Também, com outros colegas fui um “investigador” de ninhos. Passávamos dias inteiros a procurar ninhos! Encontrei de tudo, extensões fora, outrora muito mais livres e só com sementeiras, agora muitos deles ocupados por casas ali construídas. A minha aldeia foi alvo de uma ocupação habitacional daqueles campos devido ao surto migratório. Tempos de escola primária! Bons tempos. Só lá, nos campos, nas aldeias, se aprendia estas coisas que nos ensinaram vida fora. Ninhos de melros, de pintassilgos, de pegas, de poupas, de piscos, de rolas, etc. Tudo se procurava. Nesta época das uvas, depenicavam-se de todas as qualidades debaixo dos vinhedos no aproximar do amadurecer dos cachos a “colorar”, próximo da safra. Com aquele cheirinho a morango… (uvas morangas ou americanas como lhe chamavam). Coisas lindas…encanto da vida no campo, do tempo de rapaz, sem apreensões e preocupações. Que felicidade naquela época! Sabíamos de muitos ninhos! Quando tinham filhotes lá os deixávamos. Os de melro eram os mais difíceis de encontrar, porque estes faziam-nos no meio dos silvados e as silvas apicaçavam! Os outros, nos choupos, nas árvores, nas vinhas, nos lugares mais recônditos, já o sabíamos. Era ai que a passarada os escondia. 

– Recordo, pois, agora, com alguma, muita saudade, estas memórias que me trazem à lembrança as épocas de vivência de jovem, na minha aldeia. Que rica juventude! Tantas coisas aprendi.  A regar o cebolo, o milho, o ripar da azeitona, a semear batatas, a sachar, a pisar uvas, o apanhar erva para coelhos, o regar a roupa que corava depois de lavada no rio. Não havia máquinas. Coisas que minha mãe me ensinou e me obrigava a fazer. Aprendi muita coisa com ela. Que saudades, querida mãe. Quanto te devo!

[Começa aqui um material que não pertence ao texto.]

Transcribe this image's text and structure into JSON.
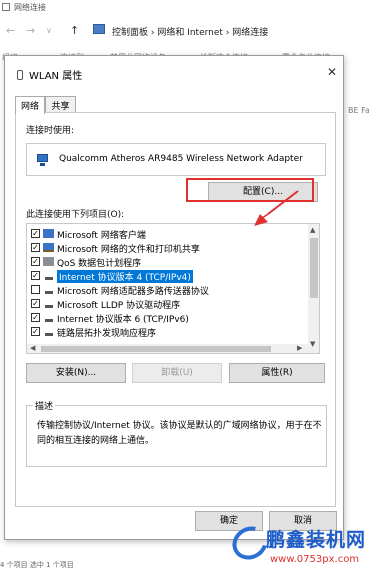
{
  "explorer": {
    "title": "网络连接",
    "breadcrumb": "控制面板  ›  网络和 Internet  ›  网络连接",
    "toolbar": [
      "组织 ▾",
      "连接到",
      "禁用此网络设备",
      "诊断这个连接",
      "重命名此连接"
    ],
    "right_fragment": "BE Fa",
    "status_fragment": "4 个项目    选中 1 个项目"
  },
  "dialog": {
    "title": "WLAN 属性",
    "tabs": [
      "网络",
      "共享"
    ],
    "connect_using_label": "连接时使用:",
    "adapter_name": "Qualcomm Atheros AR9485 Wireless Network Adapter",
    "configure_button": "配置(C)...",
    "items_label": "此连接使用下列项目(O):",
    "items": [
      {
        "label": "Microsoft 网络客户端",
        "checked": true,
        "icon": "network-client-icon"
      },
      {
        "label": "Microsoft 网络的文件和打印机共享",
        "checked": true,
        "icon": "file-printer-sharing-icon"
      },
      {
        "label": "QoS 数据包计划程序",
        "checked": true,
        "icon": "qos-icon"
      },
      {
        "label": "Internet 协议版本 4 (TCP/IPv4)",
        "checked": true,
        "icon": "protocol-icon",
        "selected": true
      },
      {
        "label": "Microsoft 网络适配器多路传送器协议",
        "checked": false,
        "icon": "protocol-icon"
      },
      {
        "label": "Microsoft LLDP 协议驱动程序",
        "checked": true,
        "icon": "protocol-icon"
      },
      {
        "label": "Internet 协议版本 6 (TCP/IPv6)",
        "checked": true,
        "icon": "protocol-icon"
      },
      {
        "label": "链路层拓扑发现响应程序",
        "checked": true,
        "icon": "protocol-icon"
      }
    ],
    "install_button": "安装(N)...",
    "uninstall_button": "卸载(U)",
    "properties_button": "属性(R)",
    "description_title": "描述",
    "description_text": "传输控制协议/Internet 协议。该协议是默认的广域网络协议，用于在不同的相互连接的网络上通信。",
    "ok_button": "确定",
    "cancel_button": "取消"
  },
  "watermark": {
    "brand": "鹏鑫装机网",
    "url": "www.0753px.com"
  },
  "colors": {
    "selection": "#0078d7",
    "highlight_box": "#e03131",
    "arrow": "#e03131"
  }
}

Presentemente, e talvez porque o tempo me permite agora ser mais pensador que outrora, e de ter mais disponibilidade para recordar o passado, ficam estes apontamentos em jeito de história de outros tempos que me traz à memória há mais de seis/sete décadas. A minha querida juventude que vi passar num ápice que, para os da minha geração, não passará decerto de uma saudosa e pesarosa recordação de outros tempos.